The Bill sets out the Government’s approach to banning letting fees paid by tenants, with the overriding purpose of making renting fairer, more affordable and transparent, and to give tenants greater clarity and control over what they pay.

Tenants are charged hundreds of pounds a year for a variety of fees when renting a property. Before moving in, these charges can include a holding deposit, a registration fee, an administration fee and a fee for a reference check. Tenants can also be charged fees to renew their contract and to exit a contract and some even have to pay the letting agent to provide a reference for their new landlord.

Moreover, there is currently no upper cap on the fees agents can charge in England. A report by the housing charity Shelter found that one in four people felt they had been charged unfair letting agency fees, with one in seven renters who used a letting agency paying fees of more than £500.
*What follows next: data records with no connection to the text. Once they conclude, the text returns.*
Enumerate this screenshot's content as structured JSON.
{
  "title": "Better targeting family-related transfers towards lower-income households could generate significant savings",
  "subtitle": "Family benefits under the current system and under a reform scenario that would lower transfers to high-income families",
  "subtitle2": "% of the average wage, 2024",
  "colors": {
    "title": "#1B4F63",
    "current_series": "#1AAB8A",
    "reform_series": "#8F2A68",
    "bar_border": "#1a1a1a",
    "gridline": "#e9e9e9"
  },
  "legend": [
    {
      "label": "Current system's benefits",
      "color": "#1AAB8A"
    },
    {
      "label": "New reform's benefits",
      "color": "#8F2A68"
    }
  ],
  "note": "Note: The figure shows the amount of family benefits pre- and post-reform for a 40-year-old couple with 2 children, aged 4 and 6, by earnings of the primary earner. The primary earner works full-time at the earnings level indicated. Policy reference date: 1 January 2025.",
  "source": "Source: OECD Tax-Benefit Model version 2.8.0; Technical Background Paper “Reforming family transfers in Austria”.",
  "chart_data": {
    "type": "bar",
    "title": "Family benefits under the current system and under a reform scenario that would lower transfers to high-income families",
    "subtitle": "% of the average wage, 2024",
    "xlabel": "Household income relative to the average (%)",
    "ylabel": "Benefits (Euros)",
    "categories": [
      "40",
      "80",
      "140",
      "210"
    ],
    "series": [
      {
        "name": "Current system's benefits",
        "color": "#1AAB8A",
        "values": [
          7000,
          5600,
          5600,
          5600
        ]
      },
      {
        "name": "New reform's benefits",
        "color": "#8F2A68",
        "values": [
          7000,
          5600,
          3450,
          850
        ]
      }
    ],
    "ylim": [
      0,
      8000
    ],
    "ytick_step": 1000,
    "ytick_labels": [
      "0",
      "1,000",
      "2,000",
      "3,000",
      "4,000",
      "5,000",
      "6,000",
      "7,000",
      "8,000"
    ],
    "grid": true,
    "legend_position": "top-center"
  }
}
The Housing, Communities and Local Government Select Committee scrutinised a draft form of the Bill earlier this year and concluded that, as it stands, the Bill “does not provide a comprehensive definition of ‘default fee'” and warned that this is “open to abuse” by landlords. Indeed, letting agents involved in the inquiry told the Committee that the fees that agencies would be allowed to charge tenants, including default fees, would be “increased severely” and “applied more rigorously” in order to recoup lost revenue.

The Bill has passed its second reading and will now progress to committee stage for further scrutiny. I can assure I will follow the Bill closely and stand up for renters by backing proposals to close loopholes by which landlords can continue to charge unfair fees.